Example: Grid World MDP
Setup: 4×4 grid, agent starts at bottom-left, goal at top-right
States: \mathcal{S} = \{(i,j) : i,j \in \{1,2,3,4\}\}
Actions: \mathcal{A} = \{\text{North, South, East, West}\}
Transitions: - 80% chance of moving in intended direction - 10% chance of moving perpendicular to intended direction - Can’t move outside grid (stay in place)
Rewards: - R = +10 for reaching goal state (4,4) - R = -1 for each step (encourages efficiency) - R = -10 for hitting obstacles
Types of MDPs
Episodic vs. Continuing Tasks
Episodic: Natural stopping points (episodes) - Episodes have terminal states - Agent resets after each episode - Examples: Games, maze navigation
Continuing: No natural stopping points - Runs indefinitely - Need discounting to prevent infinite returns - Examples: Stock trading, server management
Finite vs. Infinite MDPs
Finite: Finite state and action spaces Infinite: Continuous states and/or actions (requires function approximation)
Value Functions in MDPs
Return (Cumulative Reward)
G_t = R_{t+1} + \gamma R_{t+2} + \gamma^2 R_{t+3} + ... = \sum_{k=0}^{\infty} \gamma^k R_{t+k+1}
State Value Function
V^\pi(s) = \mathbb{E}_\pi[G_t | S_t = s]
Action-Value Function
Q^\pi(s,a) = \mathbb{E}_\pi[G_t | S_t = s, A_t = a]
Bellman Equations
Bellman Equation for V^\pi
V^\pi(s) = \sum_a \pi(a|s) \sum_{s'} P(s'|s,a)[R(s,a,s') + \gamma V^\pi(s')]

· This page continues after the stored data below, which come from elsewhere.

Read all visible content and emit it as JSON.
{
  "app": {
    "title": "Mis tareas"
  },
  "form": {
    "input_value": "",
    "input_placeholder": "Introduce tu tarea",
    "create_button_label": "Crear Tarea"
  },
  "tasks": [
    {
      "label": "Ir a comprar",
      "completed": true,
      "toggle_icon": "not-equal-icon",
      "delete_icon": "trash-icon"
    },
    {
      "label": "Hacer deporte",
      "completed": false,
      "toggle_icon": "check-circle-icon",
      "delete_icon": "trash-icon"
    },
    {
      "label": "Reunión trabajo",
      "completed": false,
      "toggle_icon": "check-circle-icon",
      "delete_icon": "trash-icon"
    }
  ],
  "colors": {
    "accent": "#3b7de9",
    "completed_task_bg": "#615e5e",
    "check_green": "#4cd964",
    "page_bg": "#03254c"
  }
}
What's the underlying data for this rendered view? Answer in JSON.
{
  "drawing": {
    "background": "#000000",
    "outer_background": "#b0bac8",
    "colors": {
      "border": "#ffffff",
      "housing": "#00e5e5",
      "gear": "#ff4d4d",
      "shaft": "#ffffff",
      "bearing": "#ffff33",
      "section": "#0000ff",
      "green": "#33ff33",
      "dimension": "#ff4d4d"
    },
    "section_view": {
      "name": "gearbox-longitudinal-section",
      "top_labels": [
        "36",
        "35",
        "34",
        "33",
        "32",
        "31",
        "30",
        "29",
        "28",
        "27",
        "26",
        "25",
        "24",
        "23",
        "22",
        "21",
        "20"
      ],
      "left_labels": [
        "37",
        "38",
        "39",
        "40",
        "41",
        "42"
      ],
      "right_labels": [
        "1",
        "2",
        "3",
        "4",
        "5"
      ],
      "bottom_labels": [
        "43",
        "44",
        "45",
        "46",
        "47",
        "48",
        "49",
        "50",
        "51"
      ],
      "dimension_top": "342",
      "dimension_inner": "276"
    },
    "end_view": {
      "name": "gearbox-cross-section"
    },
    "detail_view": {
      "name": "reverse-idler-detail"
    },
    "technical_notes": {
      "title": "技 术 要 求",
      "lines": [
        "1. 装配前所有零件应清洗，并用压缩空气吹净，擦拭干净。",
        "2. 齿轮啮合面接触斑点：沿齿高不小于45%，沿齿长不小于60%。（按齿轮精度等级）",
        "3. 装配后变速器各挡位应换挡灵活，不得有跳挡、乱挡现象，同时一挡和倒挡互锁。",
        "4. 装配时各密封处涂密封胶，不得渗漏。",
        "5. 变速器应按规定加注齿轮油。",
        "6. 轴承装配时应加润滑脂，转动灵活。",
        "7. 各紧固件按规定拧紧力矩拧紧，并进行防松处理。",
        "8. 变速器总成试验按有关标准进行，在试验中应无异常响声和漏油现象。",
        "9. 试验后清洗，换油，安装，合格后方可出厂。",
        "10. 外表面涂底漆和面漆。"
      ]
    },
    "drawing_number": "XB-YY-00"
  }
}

Bellman Equation for Q^\pi
Q^\pi(s,a) = \sum_{s'} P(s'|s,a)[R(s,a,s') + \gamma \sum_{a'} \pi(a'|s') Q^\pi(s',a')]
Intuition: The value of a state equals the immediate reward plus the discounted value of future states, weighted by their probabilities.

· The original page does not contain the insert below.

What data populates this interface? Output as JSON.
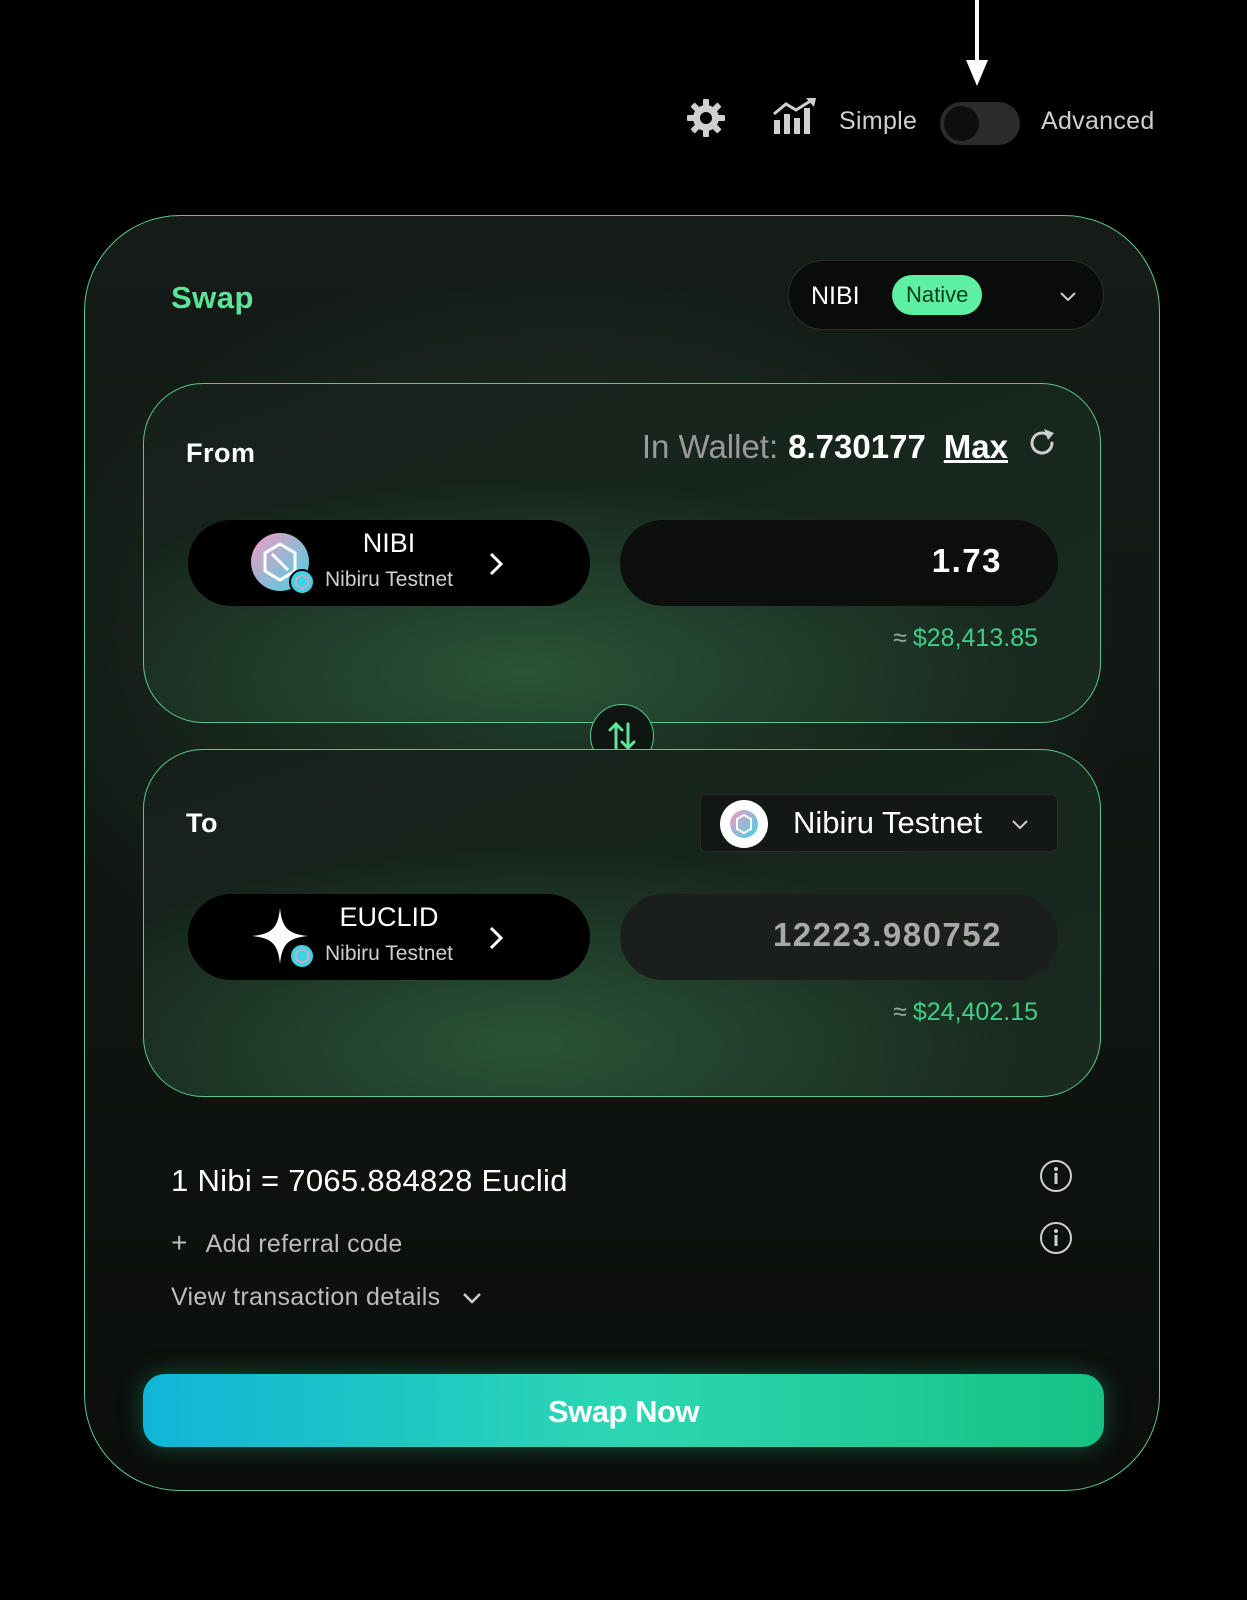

Optimal Policies and Value Functions
Optimal state-value function: V^*(s) = \max_\pi V^\pi(s)
Optimal action-value function: Q^*(s,a) = \max_\pi Q^\pi(s,a)
Bellman Optimality Equations: V^*(s) = \max_a \sum_{s'} P(s'|s,a)[R(s,a,s') + \gamma V^*(s')]

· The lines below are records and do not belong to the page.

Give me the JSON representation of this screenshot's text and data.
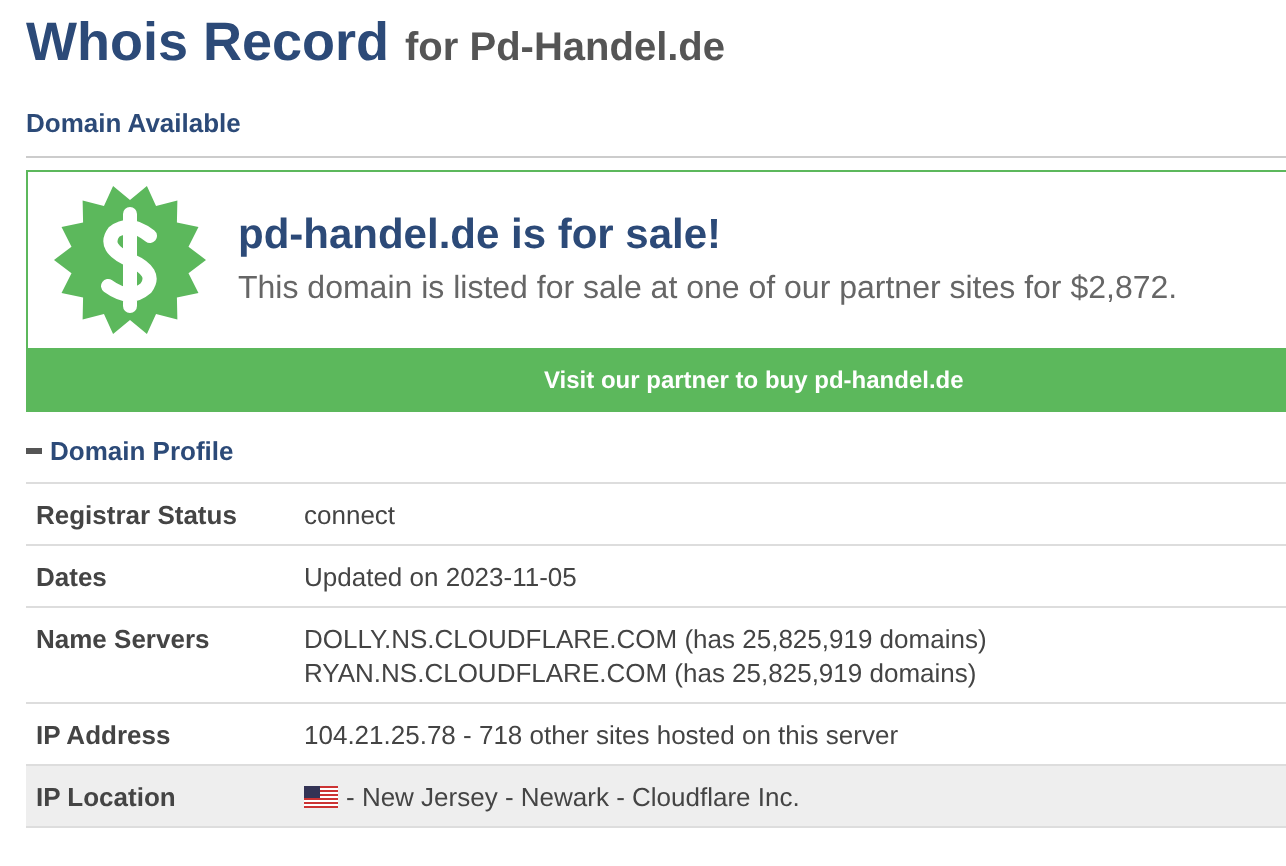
{
  "title": {
    "main": "Whois Record",
    "sub": "for Pd-Handel.de"
  },
  "availability": {
    "heading": "Domain Available"
  },
  "sale": {
    "headline": "pd-handel.de is for sale!",
    "text": "This domain is listed for sale at one of our partner sites for $2,872.",
    "button": "Visit our partner to buy pd-handel.de"
  },
  "profile": {
    "heading": "Domain Profile",
    "expanded": true,
    "rows": [
      {
        "label": "Registrar Status",
        "lines": [
          "connect"
        ],
        "shaded": false
      },
      {
        "label": "Dates",
        "lines": [
          "Updated on 2023-11-05"
        ],
        "shaded": false
      },
      {
        "label": "Name Servers",
        "lines": [
          "DOLLY.NS.CLOUDFLARE.COM (has 25,825,919 domains)",
          "RYAN.NS.CLOUDFLARE.COM (has 25,825,919 domains)"
        ],
        "shaded": false
      },
      {
        "label": "IP Address",
        "lines": [
          "104.21.25.78 - 718 other sites hosted on this server"
        ],
        "shaded": false
      },
      {
        "label": "IP Location",
        "kind": "flag",
        "lines": [
          "- New Jersey - Newark - Cloudflare Inc."
        ],
        "shaded": true
      }
    ]
  }
}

Q^*(s,a) = \sum_{s'} P(s'|s,a)[R(s,a,s') + \gamma \max_{a'} Q^*(s',a')]
Key Properties
- Existence: Every finite MDP has at least one optimal policy
- Deterministic: There exists an optimal policy that is deterministic
- Uniqueness: V^* and Q^* are unique
- Policy Extraction: \pi^*(s) = \arg\max_a Q^*(s,a)
Common Challenges
- Curse of Dimensionality: State space grows exponentially with problem complexity
- Exploration vs. Exploitation: Need to balance trying new actions vs. using known good ones
- Partial Observability: Often can’t observe true state
- Continuous Spaces: Real-world problems often have continuous state/action spaces
- Non-stationarity: Environment may change over time
Real-World Applications
- Autonomous Driving: States = traffic situations, Actions = driving maneuvers
- Game Playing: States = board positions, Actions = legal moves
- Resource Allocation: States = resource levels, Actions = allocation decisions
- Medical Treatment: States = patient conditions, Actions = treatment options
The MDP framework provides the theoretical foundation for most reinforcement learning algorithms. Understanding MDPs is crucial for designing effective RL solutions!